Practical Introduction

The "problem" of Tornado Cash is to let an account (Alice) deposit 1 ether into its smart contract, and allow for another account (Bob) to withdraw Alice's deposit without creating any recognizable association between Alice and Bob.

tornado-cash-diagram

Tornado Cash achieves this by making a depositor submit a commitment along with their deposit. This commitment is the output of hashing two values together.

C=hash(n,s)

where C is called the commitment, and n,s (nullifier and secret) are private values known only to the depositor. The smart contract will now release this deposit amount to a withdrawer only if the withdrawer proves that they know n,s.

To prove this, if a withdrawer must reveal n,s (in a direct, or indirect but recoverable way) to the smart contract, it becomes possible to create an association between a specific deposit and withdraw. That's because we can simply lookup commitment values C from all deposits to the contract, and check which one satisfies C=hash(n,s).

To avoid creating any association between deposits and withdrawals, Tornado Cash uses a zero knowledge proof algorithm Groth-16 to allow a withdrawer to prove their knowledge of some n,s associated with a particular deposit. Here, the smart contract acts as the Verifier and the withdrawer acts as the Prover.

Tornado Cash was first launched in 2019. ZK tooling has grown since then, making the original repository a bit outdated. We'll walk through the tornado-cash-rebuilt repository which re-builds Tornado Cash for educational purposes using modern Solidity and ZK tooling.

The /circuits directory contains code written using Circom. This code defines the set of arithmetic constraints which encode Tornado Cash's central "problem" we just learned about.

From this circuit code, we're able to generate the Verifier.sol smart contract, which acts as the Verifier of a Groth-16 proof of knowledge of some nullifier n and secret s such that C=hash(n,s) for some commitment C sent along with a deposit to the Tornado Cash smart contract.

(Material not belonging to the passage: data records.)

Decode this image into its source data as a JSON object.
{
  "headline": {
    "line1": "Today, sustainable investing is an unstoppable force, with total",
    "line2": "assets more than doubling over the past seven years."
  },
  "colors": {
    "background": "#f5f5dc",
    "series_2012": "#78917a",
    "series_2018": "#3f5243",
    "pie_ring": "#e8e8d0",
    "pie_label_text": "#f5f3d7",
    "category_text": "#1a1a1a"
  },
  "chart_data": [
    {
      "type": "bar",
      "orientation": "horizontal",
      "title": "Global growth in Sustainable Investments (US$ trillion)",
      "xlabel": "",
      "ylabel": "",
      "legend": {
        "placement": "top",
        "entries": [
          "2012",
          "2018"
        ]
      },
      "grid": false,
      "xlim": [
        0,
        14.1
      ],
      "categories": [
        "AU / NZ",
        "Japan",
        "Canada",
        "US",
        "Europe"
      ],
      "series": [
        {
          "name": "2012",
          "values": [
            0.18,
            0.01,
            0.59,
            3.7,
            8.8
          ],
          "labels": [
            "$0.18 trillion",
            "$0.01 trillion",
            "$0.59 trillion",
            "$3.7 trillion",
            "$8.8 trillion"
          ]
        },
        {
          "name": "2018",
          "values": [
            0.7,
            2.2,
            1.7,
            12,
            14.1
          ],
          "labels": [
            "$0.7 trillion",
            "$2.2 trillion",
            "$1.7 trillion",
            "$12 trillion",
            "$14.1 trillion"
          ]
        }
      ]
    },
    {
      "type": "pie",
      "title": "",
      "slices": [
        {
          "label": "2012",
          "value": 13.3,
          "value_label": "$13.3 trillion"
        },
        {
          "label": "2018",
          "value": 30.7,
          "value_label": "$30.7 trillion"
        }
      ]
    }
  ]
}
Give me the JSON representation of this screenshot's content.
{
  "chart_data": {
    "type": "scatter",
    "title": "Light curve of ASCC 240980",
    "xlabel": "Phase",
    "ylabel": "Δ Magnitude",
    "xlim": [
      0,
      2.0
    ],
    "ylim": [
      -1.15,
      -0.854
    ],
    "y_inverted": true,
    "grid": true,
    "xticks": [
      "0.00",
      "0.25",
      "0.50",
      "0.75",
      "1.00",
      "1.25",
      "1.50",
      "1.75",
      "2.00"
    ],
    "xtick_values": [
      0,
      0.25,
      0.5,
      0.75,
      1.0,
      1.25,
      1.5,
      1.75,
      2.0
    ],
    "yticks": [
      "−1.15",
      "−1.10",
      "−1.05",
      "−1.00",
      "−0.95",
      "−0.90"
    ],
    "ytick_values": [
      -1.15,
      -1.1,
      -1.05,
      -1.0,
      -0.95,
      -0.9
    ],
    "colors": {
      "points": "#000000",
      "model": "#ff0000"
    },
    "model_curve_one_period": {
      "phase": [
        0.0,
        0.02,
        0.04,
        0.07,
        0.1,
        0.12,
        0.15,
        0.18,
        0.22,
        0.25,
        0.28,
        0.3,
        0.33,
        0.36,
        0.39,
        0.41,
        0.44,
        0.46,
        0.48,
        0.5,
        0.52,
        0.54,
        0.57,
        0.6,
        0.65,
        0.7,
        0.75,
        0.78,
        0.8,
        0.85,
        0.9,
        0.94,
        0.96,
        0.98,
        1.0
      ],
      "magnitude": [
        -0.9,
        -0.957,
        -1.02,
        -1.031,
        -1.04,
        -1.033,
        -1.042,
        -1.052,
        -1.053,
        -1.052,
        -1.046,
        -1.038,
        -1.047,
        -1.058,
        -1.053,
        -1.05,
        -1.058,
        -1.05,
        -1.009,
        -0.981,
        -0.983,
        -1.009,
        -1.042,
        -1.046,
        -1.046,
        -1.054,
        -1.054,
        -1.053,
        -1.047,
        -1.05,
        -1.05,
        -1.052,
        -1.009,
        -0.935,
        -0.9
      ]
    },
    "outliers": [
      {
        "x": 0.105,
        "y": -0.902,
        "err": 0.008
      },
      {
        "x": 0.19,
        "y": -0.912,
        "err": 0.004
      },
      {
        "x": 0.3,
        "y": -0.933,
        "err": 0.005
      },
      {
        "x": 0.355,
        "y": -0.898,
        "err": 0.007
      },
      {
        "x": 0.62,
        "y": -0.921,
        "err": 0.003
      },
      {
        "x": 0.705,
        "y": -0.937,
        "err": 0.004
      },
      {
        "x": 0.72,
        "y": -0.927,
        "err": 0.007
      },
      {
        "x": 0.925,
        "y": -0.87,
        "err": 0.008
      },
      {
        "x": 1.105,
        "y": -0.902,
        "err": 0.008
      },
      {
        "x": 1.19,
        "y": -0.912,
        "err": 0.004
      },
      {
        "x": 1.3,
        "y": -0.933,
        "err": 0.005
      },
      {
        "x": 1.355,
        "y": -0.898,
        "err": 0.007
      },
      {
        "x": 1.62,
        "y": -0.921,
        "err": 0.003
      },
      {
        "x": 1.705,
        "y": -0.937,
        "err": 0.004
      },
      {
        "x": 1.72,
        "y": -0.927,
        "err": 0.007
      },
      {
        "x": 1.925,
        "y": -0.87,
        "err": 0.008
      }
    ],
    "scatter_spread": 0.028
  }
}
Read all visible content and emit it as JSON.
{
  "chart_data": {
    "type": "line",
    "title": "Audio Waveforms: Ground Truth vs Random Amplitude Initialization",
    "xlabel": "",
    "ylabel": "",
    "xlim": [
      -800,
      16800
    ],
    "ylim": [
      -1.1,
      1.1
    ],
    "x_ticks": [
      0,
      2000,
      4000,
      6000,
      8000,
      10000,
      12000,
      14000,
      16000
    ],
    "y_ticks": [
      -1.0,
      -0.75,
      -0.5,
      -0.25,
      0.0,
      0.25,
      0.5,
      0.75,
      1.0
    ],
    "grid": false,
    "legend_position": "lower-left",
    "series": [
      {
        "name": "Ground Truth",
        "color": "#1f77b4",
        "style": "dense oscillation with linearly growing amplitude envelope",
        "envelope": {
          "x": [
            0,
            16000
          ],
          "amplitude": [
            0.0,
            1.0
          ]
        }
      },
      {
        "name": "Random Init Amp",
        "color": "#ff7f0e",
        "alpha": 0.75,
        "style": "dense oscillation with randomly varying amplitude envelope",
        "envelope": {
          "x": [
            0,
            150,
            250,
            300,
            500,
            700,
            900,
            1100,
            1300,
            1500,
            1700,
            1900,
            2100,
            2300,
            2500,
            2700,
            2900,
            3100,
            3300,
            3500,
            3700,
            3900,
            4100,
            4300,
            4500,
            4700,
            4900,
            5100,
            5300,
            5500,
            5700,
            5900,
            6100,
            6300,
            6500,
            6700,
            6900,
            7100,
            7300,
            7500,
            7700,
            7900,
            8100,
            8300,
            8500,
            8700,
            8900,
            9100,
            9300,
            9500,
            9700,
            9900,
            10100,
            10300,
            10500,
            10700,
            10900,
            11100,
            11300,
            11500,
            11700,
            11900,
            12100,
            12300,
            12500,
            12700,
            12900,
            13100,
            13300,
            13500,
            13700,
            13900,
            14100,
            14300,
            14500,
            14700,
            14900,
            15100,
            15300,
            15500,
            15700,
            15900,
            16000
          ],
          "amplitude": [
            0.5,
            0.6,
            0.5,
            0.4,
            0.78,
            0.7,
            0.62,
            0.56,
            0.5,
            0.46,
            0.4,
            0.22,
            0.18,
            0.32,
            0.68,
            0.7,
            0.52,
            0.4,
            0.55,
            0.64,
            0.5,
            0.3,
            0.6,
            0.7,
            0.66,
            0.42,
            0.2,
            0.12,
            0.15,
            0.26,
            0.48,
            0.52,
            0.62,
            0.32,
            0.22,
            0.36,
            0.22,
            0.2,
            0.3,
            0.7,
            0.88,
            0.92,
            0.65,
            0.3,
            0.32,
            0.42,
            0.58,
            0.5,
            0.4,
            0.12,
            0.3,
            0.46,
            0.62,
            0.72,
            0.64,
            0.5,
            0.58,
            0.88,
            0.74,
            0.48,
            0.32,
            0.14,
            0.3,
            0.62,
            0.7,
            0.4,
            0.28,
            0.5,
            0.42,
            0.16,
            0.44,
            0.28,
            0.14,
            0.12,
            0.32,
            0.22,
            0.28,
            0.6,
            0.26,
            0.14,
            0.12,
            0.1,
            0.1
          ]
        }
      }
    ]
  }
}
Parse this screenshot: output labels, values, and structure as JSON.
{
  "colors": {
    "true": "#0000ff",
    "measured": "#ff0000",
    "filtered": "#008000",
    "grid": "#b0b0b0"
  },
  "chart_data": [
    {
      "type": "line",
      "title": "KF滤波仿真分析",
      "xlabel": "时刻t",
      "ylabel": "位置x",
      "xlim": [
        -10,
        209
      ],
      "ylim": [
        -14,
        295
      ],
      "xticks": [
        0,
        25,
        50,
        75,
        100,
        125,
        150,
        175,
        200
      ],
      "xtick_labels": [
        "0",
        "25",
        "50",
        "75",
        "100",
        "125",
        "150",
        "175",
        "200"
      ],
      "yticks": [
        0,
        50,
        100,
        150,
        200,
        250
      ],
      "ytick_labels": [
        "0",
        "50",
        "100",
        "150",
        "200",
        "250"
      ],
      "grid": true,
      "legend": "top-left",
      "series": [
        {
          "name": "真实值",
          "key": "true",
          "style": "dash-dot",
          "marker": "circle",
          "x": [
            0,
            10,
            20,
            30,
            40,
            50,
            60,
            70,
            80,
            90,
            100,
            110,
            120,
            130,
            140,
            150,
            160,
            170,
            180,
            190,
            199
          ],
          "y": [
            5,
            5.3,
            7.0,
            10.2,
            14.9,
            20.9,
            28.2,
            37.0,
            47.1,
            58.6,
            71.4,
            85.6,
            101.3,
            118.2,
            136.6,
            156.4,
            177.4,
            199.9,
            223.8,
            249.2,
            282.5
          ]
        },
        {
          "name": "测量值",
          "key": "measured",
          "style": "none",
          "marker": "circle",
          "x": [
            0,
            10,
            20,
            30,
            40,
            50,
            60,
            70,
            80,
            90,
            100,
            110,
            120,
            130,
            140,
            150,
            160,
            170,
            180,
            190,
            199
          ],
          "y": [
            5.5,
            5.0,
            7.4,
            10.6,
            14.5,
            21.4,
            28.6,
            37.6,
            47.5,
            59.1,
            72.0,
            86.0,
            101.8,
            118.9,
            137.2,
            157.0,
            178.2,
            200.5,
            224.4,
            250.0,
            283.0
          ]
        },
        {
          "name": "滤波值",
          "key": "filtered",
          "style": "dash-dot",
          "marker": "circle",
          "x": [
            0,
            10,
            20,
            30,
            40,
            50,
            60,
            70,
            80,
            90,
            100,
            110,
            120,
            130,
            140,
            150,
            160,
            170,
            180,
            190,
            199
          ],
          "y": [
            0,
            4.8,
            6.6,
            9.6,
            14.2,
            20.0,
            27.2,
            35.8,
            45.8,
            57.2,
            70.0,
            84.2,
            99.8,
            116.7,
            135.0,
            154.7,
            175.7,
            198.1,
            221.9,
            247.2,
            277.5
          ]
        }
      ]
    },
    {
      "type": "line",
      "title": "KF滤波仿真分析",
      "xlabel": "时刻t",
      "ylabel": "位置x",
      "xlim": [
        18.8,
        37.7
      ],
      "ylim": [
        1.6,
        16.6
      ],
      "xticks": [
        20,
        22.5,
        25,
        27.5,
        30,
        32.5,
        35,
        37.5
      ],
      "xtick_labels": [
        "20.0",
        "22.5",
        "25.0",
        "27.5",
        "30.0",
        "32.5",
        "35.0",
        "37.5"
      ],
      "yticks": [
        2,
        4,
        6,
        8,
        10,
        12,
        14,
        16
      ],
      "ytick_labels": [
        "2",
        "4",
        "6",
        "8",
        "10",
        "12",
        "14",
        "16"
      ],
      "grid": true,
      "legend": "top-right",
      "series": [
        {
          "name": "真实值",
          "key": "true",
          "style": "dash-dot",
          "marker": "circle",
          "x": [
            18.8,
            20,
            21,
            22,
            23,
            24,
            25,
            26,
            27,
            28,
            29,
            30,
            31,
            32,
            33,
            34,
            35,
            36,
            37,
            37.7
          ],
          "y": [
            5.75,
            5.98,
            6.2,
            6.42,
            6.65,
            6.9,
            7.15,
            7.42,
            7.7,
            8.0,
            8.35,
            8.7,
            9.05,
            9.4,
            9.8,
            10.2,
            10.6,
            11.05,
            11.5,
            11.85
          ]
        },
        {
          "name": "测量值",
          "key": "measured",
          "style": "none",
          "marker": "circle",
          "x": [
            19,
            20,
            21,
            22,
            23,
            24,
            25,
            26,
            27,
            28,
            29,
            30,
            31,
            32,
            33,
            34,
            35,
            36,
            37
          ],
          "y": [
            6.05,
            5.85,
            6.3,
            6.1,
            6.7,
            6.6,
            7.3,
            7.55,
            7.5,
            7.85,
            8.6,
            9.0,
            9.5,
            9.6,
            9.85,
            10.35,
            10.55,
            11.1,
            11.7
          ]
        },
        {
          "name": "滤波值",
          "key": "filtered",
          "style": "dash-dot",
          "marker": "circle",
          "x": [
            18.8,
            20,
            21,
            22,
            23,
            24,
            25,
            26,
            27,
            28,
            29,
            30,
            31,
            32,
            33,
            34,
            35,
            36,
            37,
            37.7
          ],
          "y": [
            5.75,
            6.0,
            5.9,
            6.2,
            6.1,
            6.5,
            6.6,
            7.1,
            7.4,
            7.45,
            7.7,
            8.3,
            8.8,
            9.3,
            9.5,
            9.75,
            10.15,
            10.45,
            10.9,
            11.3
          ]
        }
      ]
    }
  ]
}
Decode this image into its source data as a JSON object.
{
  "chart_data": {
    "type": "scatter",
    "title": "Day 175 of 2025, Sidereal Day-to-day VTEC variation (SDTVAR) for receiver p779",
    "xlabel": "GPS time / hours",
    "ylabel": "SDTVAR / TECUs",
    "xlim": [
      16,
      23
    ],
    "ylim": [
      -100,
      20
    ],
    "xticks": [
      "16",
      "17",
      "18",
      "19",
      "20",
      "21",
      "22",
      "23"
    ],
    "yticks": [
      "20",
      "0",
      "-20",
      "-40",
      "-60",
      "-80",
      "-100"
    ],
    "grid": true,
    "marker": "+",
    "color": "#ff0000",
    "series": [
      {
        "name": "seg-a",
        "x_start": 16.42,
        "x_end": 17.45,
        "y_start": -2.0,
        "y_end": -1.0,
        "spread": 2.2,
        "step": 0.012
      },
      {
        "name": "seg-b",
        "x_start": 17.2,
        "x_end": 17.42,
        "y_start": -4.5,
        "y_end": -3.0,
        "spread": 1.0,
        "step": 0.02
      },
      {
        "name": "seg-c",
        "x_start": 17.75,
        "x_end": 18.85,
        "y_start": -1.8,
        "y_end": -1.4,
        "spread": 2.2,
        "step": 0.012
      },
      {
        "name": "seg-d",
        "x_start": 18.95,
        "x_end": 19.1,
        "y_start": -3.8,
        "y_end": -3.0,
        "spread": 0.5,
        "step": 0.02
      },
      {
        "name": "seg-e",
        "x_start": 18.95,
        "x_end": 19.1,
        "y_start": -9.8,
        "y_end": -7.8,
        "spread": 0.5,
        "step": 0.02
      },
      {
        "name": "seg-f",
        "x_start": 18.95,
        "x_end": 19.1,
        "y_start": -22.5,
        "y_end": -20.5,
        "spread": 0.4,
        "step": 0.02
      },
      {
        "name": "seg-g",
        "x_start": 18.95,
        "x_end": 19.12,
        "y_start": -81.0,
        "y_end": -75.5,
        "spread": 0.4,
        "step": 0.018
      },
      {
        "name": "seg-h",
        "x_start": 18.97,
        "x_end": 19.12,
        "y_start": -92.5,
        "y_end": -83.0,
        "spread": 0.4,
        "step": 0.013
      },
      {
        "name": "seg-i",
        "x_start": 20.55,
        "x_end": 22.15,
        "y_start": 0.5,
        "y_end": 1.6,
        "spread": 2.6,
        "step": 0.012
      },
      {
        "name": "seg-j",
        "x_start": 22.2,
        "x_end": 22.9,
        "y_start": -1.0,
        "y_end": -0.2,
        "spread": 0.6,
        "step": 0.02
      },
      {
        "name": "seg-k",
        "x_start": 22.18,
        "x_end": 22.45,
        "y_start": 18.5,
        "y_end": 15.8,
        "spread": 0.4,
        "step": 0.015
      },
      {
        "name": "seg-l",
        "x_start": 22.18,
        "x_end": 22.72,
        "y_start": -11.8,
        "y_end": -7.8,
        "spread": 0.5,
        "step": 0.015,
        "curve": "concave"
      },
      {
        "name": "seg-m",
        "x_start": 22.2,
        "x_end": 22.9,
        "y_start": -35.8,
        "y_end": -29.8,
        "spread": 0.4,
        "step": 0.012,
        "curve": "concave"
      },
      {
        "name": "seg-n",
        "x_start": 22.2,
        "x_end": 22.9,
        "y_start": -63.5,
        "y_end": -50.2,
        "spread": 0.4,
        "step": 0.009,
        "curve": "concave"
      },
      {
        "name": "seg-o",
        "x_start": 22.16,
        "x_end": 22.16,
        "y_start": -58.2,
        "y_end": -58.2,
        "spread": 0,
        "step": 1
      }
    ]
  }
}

Finally, the ETHTornado.t.sol test file walks through the end-to-end flow of:

  1. Choosing a random nullifier n and secret s.
  2. Generating a commitment C=hash(n,s) and using it to make a deposit.
  3. Generating a zero knowledge proof and making a withdrawal using it.

This post introduced Zero Knowledge to the point where you are armed with sufficient conceptual knowledge, and can now explore tooling and build things.

That said, we've just started to peel the onion, and there are many layers to go.